La grande majorité des autochtones américains en Europe y ont été amenés en tant qu’esclaves. Bien que les nouvelles lois stipulent sans équivoque que les “naturels”, comme on appelait les personnes originaires des Amériques, ne peuvent être réduits en esclavage, Dodds Pennock juge crédible l’estimation selon laquelle il y avait 650 000 esclaves américains rien qu’en Espagne. Nombre de ces captifs sont morts en servitude, mais certains ont intenté des procès et obtenu non seulement leur liberté, mais aussi des billets de retour et une compensation pour le travail fourni contre leur gré.

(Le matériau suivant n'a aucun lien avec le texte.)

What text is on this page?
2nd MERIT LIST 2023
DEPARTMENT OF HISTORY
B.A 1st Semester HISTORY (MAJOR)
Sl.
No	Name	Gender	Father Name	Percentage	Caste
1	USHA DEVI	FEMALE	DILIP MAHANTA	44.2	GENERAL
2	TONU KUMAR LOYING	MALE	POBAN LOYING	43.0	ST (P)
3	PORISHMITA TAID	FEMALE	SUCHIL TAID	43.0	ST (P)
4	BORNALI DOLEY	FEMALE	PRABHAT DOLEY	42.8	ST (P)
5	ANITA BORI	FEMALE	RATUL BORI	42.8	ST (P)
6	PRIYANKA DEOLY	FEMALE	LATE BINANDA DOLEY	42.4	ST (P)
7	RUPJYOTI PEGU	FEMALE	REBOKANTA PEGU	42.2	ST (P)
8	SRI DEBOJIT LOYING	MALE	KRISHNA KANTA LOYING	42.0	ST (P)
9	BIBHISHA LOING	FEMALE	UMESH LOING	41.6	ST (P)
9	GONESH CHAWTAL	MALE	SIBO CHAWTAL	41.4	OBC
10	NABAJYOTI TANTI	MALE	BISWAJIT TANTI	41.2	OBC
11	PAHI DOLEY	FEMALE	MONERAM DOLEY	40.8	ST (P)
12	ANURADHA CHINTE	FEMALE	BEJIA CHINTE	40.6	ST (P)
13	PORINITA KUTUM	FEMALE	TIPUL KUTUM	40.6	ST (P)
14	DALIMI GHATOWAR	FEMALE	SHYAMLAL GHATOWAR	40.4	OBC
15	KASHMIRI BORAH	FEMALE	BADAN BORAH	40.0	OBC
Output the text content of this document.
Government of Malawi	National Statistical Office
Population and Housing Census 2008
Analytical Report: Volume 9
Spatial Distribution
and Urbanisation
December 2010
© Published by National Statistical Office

D’autres se sont rendus en Europe en tant qu’avocats, artistes ou conjoints et se sont établis dans les cours royales, religieuses et juridiques. Des représentants des nations indigènes ont traversé l’Atlantique avec des frères comme Bartolomé de las Casas, qui se sont rangés à leurs côtés pour dénoncer les abus commis par les Européens lors de l’occupation des terres indigènes. Beaucoup ont aidé à négocier le processus de colonisation et à défendre leurs communautés devant les tribunaux. Des spécialistes culturels sont venus enseigner aux Européens : s’il est intuitif de planter une tomate et d’en faire une sauce, il est moins évident de fabriquer du chocolat à partir de fèves de cacao. Des hommes et des femmes - acrobates, musiciens, dompteurs d’animaux - ont fait étalage de leurs capacités spectaculaires et sont restés en Europe simplement parce que personne ne les a ramenés chez eux une fois la tournée terminée. Ils se sont mariés, ont eu des enfants et ont été enterrés dans des cimetières où ils ne sont toujours pas commémorés en tant qu’agents précoces de la mondialisation.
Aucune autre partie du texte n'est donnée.